Schneier on LLM vulnerabilities, agentic AI, and "trusting trust" (herbsutter.com)

🤖 AI Summary
Security expert Bruce Schneier has been amplifying recent research showing that prompt injection and training-data poisoning are not just nuisance bugs but fundamental vulnerabilities of current LLM architectures. Because these models treat system prompts, user prompts and training data uniformly, they have no built-in privilege separation: control instructions and untrusted data are indistinguishable. That makes an infinite class of injection attacks possible, and single poisoned training examples can embed persistent backdoors that survive fine-tuning or RLHF. Schneier invokes Ken Thompson’s “trusting trust” to show how hidden integrity failures can be frozen into a model and later exploited. The risk is amplified by agentic AI and tool-use layers (e.g., Model Context Protocol): agents run nested OODA loops and call external tools whose semantics they can’t truly verify, turning tool descriptions and web-scraped content into new injection vectors.
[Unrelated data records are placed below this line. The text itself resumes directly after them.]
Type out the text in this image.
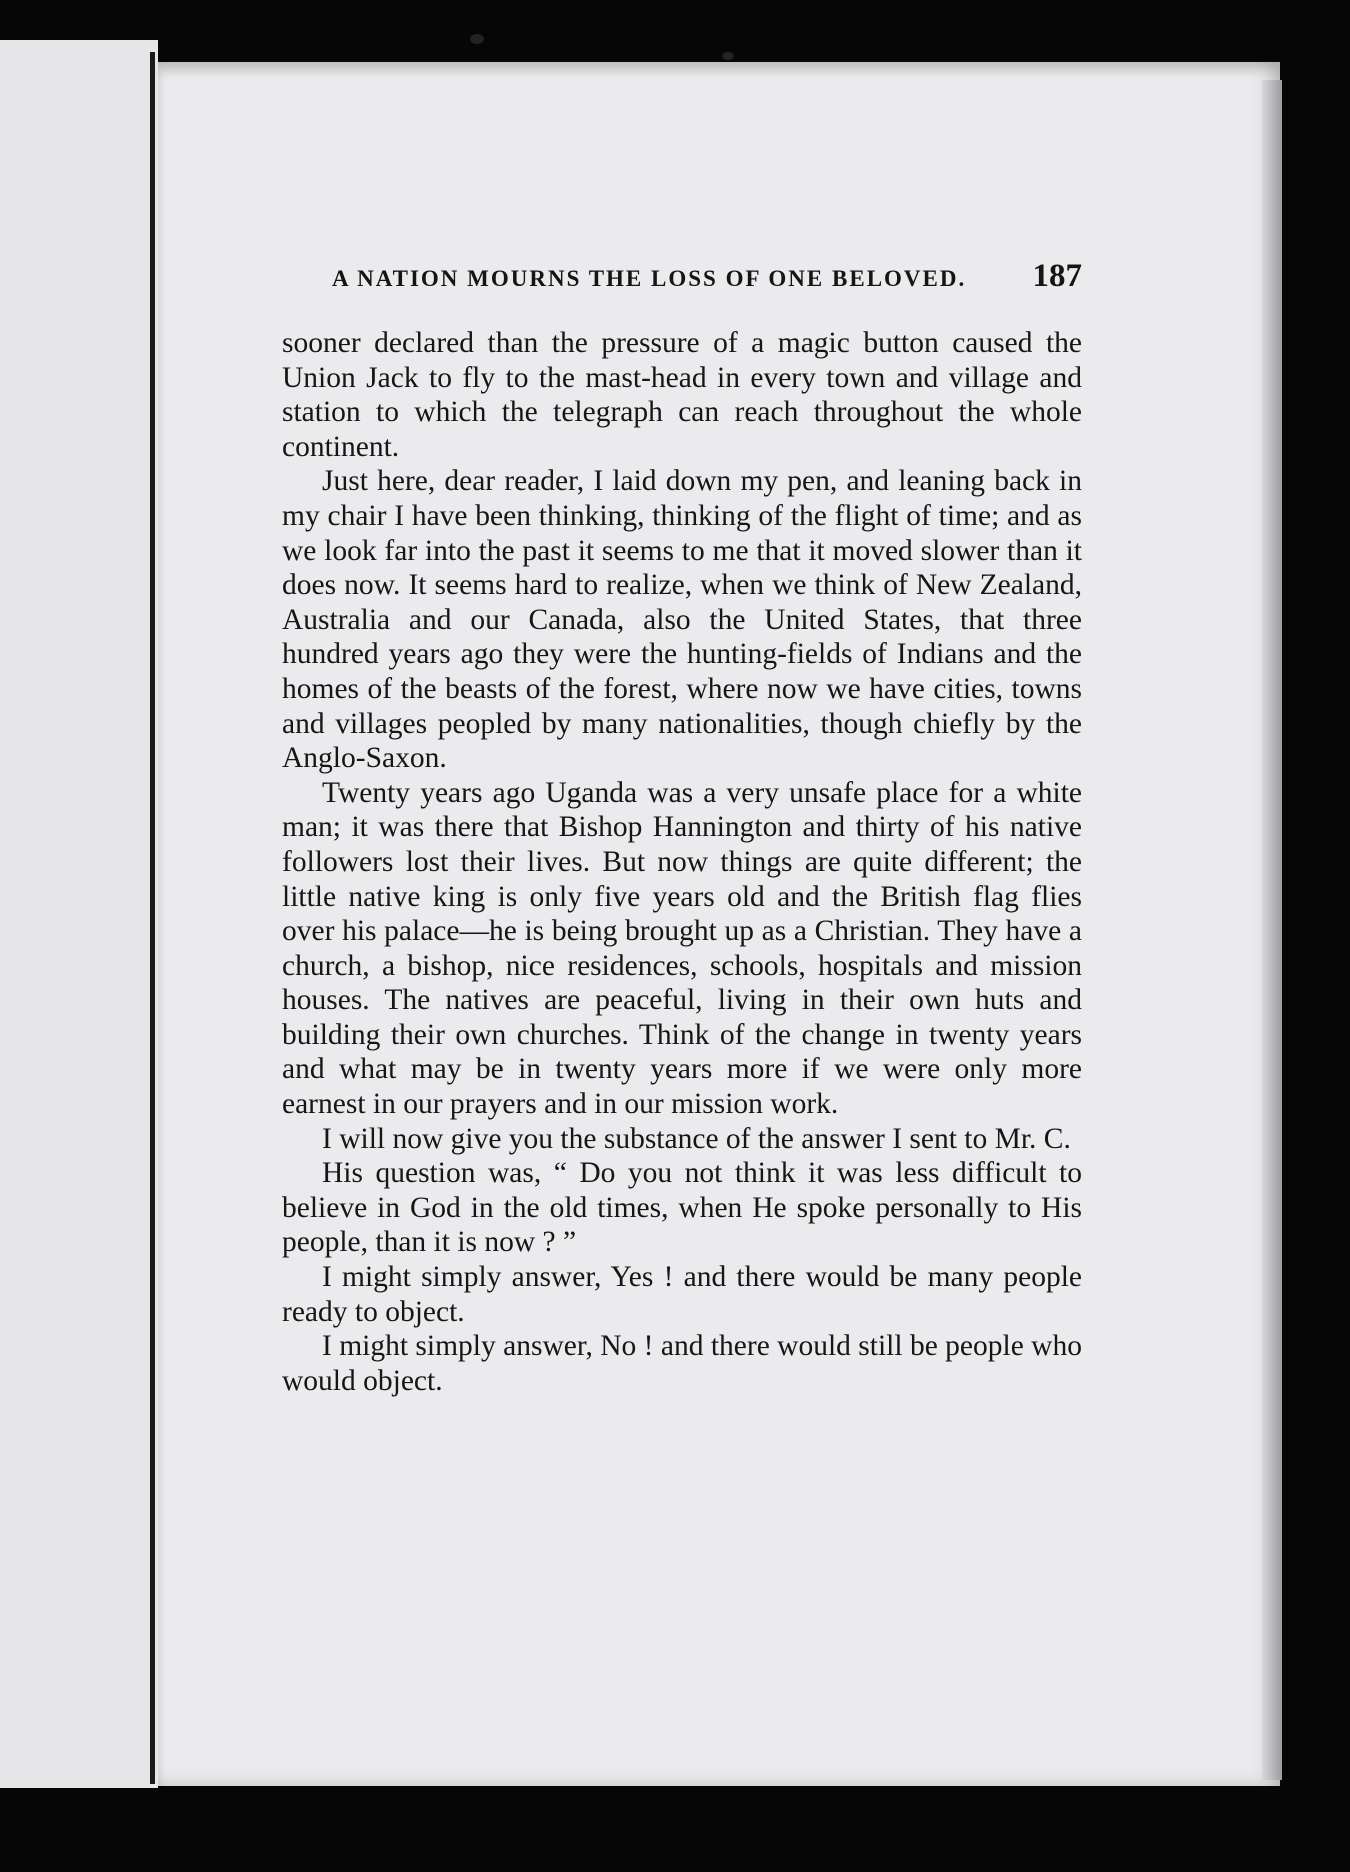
A NATION MOURNS THE LOSS OF ONE BELOVED. 187

sooner declared than the pressure of a magic button caused the Union Jack to fly to the mast-head in every town and village and station to which the telegraph can reach throughout the whole continent.

Just here, dear reader, I laid down my pen, and leaning back in my chair I have been thinking, thinking of the flight of time; and as we look far into the past it seems to me that it moved slower than it does now. It seems hard to realize, when we think of New Zealand, Australia and our Canada, also the United States, that three hundred years ago they were the hunting-fields of Indians and the homes of the beasts of the forest, where now we have cities, towns and villages peopled by many nationalities, though chiefly by the Anglo-Saxon.

Twenty years ago Uganda was a very unsafe place for a white man; it was there that Bishop Hannington and thirty of his native followers lost their lives. But now things are quite different; the little native king is only five years old and the British flag flies over his palace—he is being brought up as a Christian. They have a church, a bishop, nice residences, schools, hospitals and mission houses. The natives are peaceful, living in their own huts and building their own churches. Think of the change in twenty years and what may be in twenty years more if we were only more earnest in our prayers and in our mission work.

I will now give you the substance of the answer I sent to Mr. C.

His question was, “ Do you not think it was less difficult to believe in God in the old times, when He spoke personally to His people, than it is now ? ”

I might simply answer, Yes ! and there would be many people ready to object.

I might simply answer, No ! and there would still be people who would object.
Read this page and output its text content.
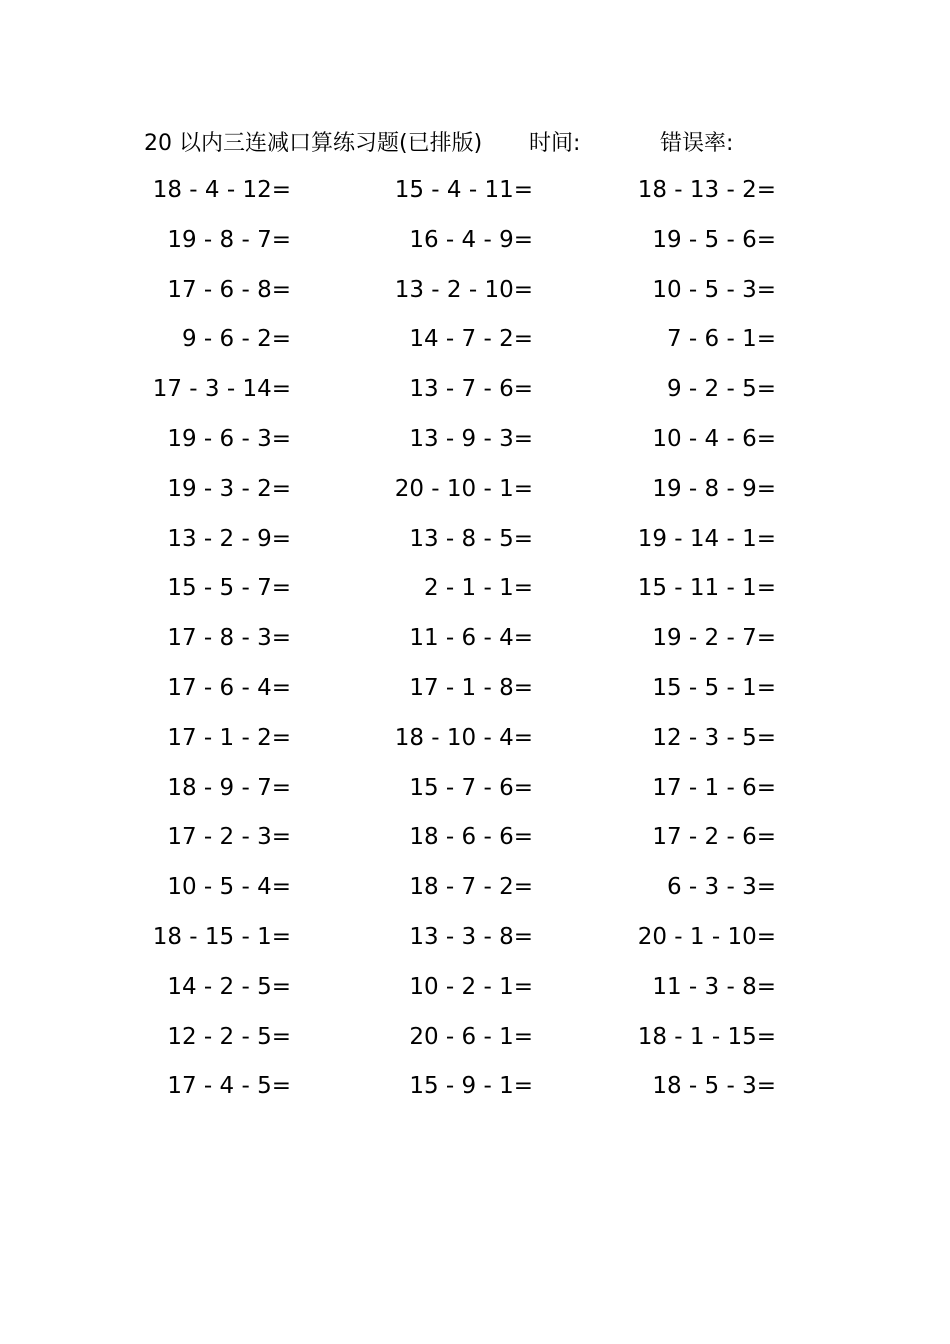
20 以内三连减口算练习题(已排版) 时间:	错误率:
18 - 4 - 12=	15 - 4 - 11=	18 - 13 - 2=
19 - 8 - 7=	16 - 4 - 9=	19 - 5 - 6=
17 - 6 - 8=	13 - 2 - 10=	10 - 5 - 3=
9 - 6 - 2=	14 - 7 - 2=	7 - 6 - 1=
17 - 3 - 14=	13 - 7 - 6=	9 - 2 - 5=
19 - 6 - 3=	13 - 9 - 3=	10 - 4 - 6=
19 - 3 - 2=	20 - 10 - 1=	19 - 8 - 9=
13 - 2 - 9=	13 - 8 - 5=	19 - 14 - 1=
15 - 5 - 7=	2 - 1 - 1=	15 - 11 - 1=
17 - 8 - 3=	11 - 6 - 4=	19 - 2 - 7=
17 - 6 - 4=	17 - 1 - 8=	15 - 5 - 1=
17 - 1 - 2=	18 - 10 - 4=	12 - 3 - 5=
18 - 9 - 7=	15 - 7 - 6=	17 - 1 - 6=
17 - 2 - 3=	18 - 6 - 6=	17 - 2 - 6=
10 - 5 - 4=	18 - 7 - 2=	6 - 3 - 3=
18 - 15 - 1=	13 - 3 - 8=	20 - 1 - 10=
14 - 2 - 5=	10 - 2 - 1=	11 - 3 - 8=
12 - 2 - 5=	20 - 6 - 1=	18 - 1 - 15=
17 - 4 - 5=	15 - 9 - 1=	18 - 5 - 3=
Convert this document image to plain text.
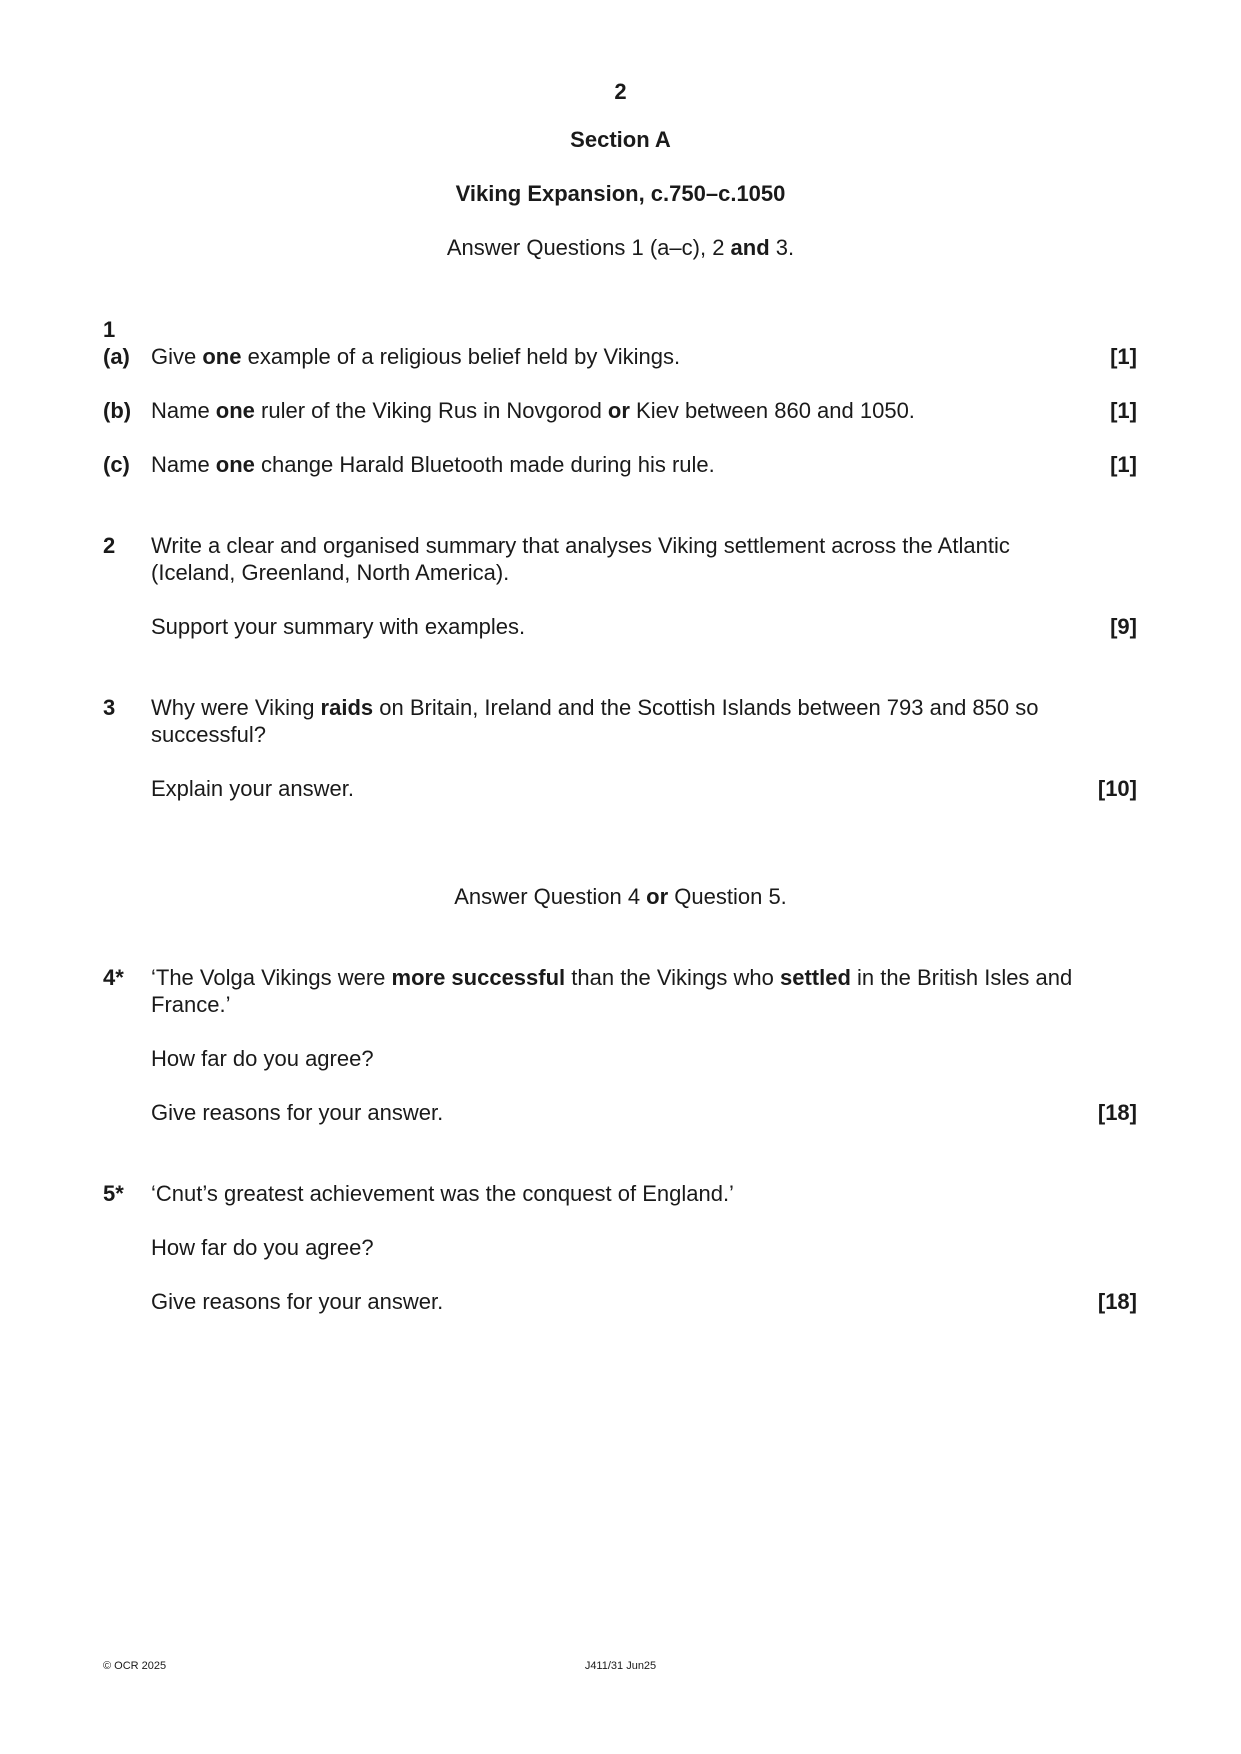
2
Section A
Viking Expansion, c.750–c.1050
Answer Questions 1 (a–c), 2 and 3.
1
(a) Give one example of a religious belief held by Vikings.	[1]
(b) Name one ruler of the Viking Rus in Novgorod or Kiev between 860 and 1050.	[1]
(c) Name one change Harald Bluetooth made during his rule.	[1]
2 Write a clear and organised summary that analyses Viking settlement across the Atlantic
(Iceland, Greenland, North America).
Support your summary with examples.	[9]
3 Why were Viking raids on Britain, Ireland and the Scottish Islands between 793 and 850 so
successful?
Explain your answer.	[10]
Answer Question 4 or Question 5.
4* ‘The Volga Vikings were more successful than the Vikings who settled in the British Isles and
France.’
How far do you agree?
Give reasons for your answer.	[18]
5* ‘Cnut’s greatest achievement was the conquest of England.’
How far do you agree?
Give reasons for your answer.	[18]
© OCR 2025	J411/31 Jun25
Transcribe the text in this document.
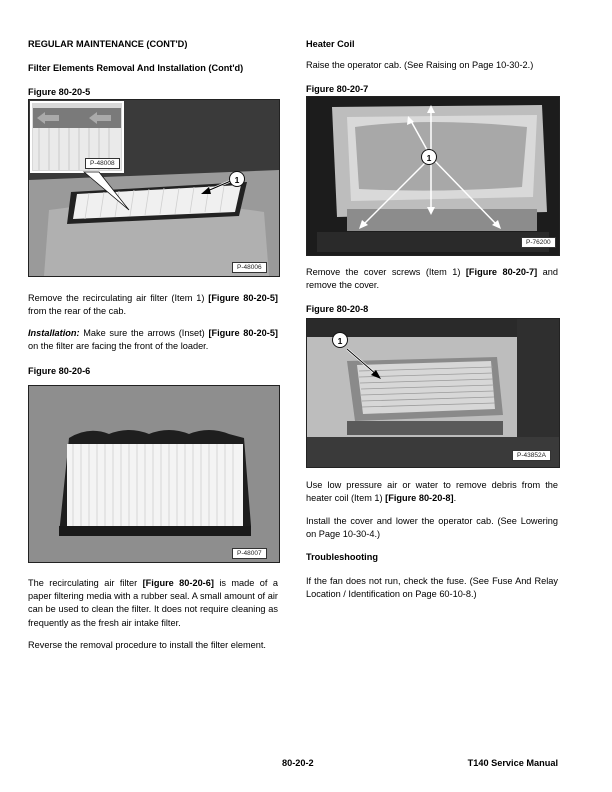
REGULAR MAINTENANCE (CONT'D)
Filter Elements Removal And Installation (Cont'd)
Figure 80-20-5
1
P-48008
P-48006
Remove the recirculating air filter (Item 1) [Figure 80-20-5] from the rear of the cab.
Installation: Make sure the arrows (Inset) [Figure 80-20-5] on the filter are facing the front of the loader.
Figure 80-20-6
P-48007
The recirculating air filter [Figure 80-20-6] is made of a paper filtering media with a rubber seal. A small amount of air can be used to clean the filter. It does not require cleaning as frequently as the fresh air intake filter.
Reverse the removal procedure to install the filter element.
Heater Coil
Raise the operator cab. (See Raising on Page 10-30-2.)
Figure 80-20-7
1
P-76200
Remove the cover screws (Item 1) [Figure 80-20-7] and remove the cover.
Figure 80-20-8
1
P-43852A
Use low pressure air or water to remove debris from the heater coil (Item 1) [Figure 80-20-8].
Install the cover and lower the operator cab. (See Lowering on Page 10-30-4.)
Troubleshooting
If the fan does not run, check the fuse. (See Fuse And Relay Location / Identification on Page 60-10-8.)
80-20-2	T140 Service Manual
Practical consequences include unsafe auto-PR merging, secret exfiltration, and cross-agent contamination that propagates through cached context and future interactions. Existing mitigations—filtering, fine-tuning, RLHF—don’t remove these architectural weaknesses. Schneier argues the AI community needs new foundational approaches and architectures that separate data and control paths (privilege separation) before it’s safe to let agents act autonomously at scale.